What follows is an excerpt from an interview conducted, recorded, and transcribed by Kris Carlson-Lewis of Ted Hoskins at the Isle au Haut Parsonage on Aug. 22, 2012. It first appeared in a recent issue of the Isle au Haut Historical Society’s newsletter. It has been edited for length and clarity.
Ted Hoskins preached on Isle au Haut from 1961 through 2013, a period that also included a stint with the Maine Seacoast Mission, from about 1995. He reduced his preaching after 2012, taking the pulpit for the occasional Sunday. His last sermon on the island was preached in 2014.
Kris: When did you see the most significant changes on Isle au Haut over the years? Was it when the electricity came? Or telephone?
Ted: Electricity was important, telephones were important. We had quite a lot of discussion about telephones and about electricity. The summer people were worried it was going to spoil the island ‘cause you’d have these lines all over. They didn’t want to see the lines. So, a lot of them paid extra to go underground to their houses and that kind of stuff. We all had to chip in a certain amount of money to get on the power grid. Pat Tully and young Stan Dodge were key people in that.
Of course, after the war was a major change. People started coming back in greater numbers and then the boat company began…
Kris: I can remember coming up in the early 80’s and the generator would go on in the evening for a few hours. There was no phone at that time, just the ship to shore.
Ted: Well, we didn’t even have that. Somebody from Westport, Conn. would call up about this crisis or something. It would come up to Buster [Aldrich]. Buster would maybe write it down and maybe bring it out the next day. Maybe find me and maybe not. And then of course, I couldn’t answer until I went back some time.
And you knew darn good and well that by the time you got onto the mainland to make a call back, whatever the crisis was, was handled one way or the other. That was a pretty good insulation.
And then telephones came. So, I think telephones and electricity were two major changes. Of course, after the war was a major change. People started coming back in greater numbers and then the boat company began to service people more.
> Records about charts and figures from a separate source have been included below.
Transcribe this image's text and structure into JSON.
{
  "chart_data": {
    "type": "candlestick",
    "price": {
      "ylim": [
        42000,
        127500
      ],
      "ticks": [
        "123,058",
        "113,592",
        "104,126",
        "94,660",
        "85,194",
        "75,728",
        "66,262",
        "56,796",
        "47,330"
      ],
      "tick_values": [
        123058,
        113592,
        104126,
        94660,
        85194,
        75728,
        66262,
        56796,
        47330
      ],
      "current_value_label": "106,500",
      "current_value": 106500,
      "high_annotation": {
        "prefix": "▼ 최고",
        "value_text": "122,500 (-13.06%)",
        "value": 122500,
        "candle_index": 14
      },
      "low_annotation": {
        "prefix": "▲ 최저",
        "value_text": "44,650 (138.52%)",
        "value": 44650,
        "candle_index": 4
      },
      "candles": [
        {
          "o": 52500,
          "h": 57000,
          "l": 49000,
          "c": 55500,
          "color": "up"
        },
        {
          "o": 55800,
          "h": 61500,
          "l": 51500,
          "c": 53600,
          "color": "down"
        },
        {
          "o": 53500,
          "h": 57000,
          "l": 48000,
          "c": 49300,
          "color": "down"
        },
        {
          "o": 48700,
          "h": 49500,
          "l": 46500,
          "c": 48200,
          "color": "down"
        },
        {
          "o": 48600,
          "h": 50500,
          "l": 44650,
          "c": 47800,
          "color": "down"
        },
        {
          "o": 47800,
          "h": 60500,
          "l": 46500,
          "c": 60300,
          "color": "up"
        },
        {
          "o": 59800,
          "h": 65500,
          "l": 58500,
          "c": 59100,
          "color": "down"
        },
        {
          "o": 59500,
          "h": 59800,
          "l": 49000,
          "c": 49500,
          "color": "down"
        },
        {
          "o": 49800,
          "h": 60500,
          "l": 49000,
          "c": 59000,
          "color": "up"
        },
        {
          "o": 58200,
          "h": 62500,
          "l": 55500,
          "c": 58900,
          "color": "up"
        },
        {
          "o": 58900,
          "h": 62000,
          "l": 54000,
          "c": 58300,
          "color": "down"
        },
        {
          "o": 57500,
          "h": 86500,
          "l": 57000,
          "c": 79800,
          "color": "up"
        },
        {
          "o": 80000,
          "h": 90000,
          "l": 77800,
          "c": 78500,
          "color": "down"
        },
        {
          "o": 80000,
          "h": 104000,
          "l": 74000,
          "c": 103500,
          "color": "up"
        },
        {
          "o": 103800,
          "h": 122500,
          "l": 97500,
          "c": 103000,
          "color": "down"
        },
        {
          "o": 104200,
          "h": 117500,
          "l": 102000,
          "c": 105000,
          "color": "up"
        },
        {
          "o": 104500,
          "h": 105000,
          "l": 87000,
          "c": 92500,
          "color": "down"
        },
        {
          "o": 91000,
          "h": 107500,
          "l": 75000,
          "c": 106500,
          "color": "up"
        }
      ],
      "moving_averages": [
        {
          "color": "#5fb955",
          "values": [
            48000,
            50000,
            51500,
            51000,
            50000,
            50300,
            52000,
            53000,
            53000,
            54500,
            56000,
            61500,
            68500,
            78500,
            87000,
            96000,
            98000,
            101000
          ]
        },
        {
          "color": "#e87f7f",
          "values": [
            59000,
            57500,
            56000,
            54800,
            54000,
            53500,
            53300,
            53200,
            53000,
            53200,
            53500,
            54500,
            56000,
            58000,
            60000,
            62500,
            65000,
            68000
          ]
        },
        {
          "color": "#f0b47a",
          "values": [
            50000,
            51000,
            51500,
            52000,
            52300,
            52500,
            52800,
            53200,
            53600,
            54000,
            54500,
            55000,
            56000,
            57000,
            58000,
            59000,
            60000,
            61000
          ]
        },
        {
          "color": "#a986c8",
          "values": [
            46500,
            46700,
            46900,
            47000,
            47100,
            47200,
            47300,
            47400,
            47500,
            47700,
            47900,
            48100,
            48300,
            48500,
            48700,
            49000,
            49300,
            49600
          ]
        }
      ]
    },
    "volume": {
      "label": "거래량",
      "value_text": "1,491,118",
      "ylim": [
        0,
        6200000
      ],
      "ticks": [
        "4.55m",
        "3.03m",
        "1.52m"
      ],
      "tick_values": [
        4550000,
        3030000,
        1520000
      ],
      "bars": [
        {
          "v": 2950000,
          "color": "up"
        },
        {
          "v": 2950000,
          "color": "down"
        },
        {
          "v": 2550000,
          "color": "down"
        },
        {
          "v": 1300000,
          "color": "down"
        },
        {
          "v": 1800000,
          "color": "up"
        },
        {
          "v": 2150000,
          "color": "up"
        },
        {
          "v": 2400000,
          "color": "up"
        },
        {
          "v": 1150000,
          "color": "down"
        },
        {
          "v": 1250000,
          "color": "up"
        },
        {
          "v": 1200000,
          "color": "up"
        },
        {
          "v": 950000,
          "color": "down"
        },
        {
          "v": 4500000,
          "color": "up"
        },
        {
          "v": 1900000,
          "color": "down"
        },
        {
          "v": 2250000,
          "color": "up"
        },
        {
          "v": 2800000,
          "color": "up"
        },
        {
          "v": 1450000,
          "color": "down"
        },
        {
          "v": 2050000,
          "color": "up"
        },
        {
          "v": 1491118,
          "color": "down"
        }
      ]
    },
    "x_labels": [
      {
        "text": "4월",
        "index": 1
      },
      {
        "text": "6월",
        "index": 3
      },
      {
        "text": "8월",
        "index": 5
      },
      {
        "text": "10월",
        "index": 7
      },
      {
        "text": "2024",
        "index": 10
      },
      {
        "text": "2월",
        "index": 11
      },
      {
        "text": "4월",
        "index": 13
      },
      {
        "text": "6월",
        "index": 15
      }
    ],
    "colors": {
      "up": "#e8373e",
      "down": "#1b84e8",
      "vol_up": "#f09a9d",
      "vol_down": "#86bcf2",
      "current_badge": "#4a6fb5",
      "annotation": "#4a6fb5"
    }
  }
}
Stan used to run the mail boat, 25 cents you could go over. I remember when we were first here, we wouldn’t go over more than once a month to the mainland. When we first came there was a toll on the Deer Isle-Sedgewick bridge.
There was nothing in Stonington. You’d go over and there was a barbershop and there was Webb’s store. There was a garage there. And the blacksmith shops, I remember going to the blacksmith shops. There were two blacksmiths in town.
Kris: Some of the occupations that were so big over the years you don’t really see much anymore.
Ted: Nope, not much blacksmith work. Not that kind of blacksmith work. They had to work on drags and stuff like that, you know for scallops.
Kris: When did you first have a car out here?
Ted: Miss Lizzie or Miss Ava [Rich] had an old car and would let Dad borrow it. It was an old Model A or a Model T, one or the other. Maybe once a month we might go down to the pond. The end of the pond wasn’t as it is now that everyone swims down there. It was just junk then. We used to swim up at the head of the pond down below the farm. It was all mucky but nonetheless, that’s where we went.
A bunch of us kids decided to bring sand down and build a beach down there. So after church, we’d get the town truck and go over to the sand pit or gravel pit and shovel a truck full of sand and take it down and put it down. We did that time after time until we got all that sand down at the foot of the pond down there. That’s where that came from.
Kris: That’s why there’s a beach there?
Ted: We lugged that all.
Kris: So, I know when you retired from the Westport, Conn. church, you went with the Seacoast Mission. How did you find that change? Was that a positive because you really liked it along the coast?
Ted: Oh, yeah! I knew a lot of the guys and I had done enough fishing here so I could talk to the guys on other islands. I enjoyed being on the boat. I did that for about a decade, I guess. It was good. I loved it. Very, very good.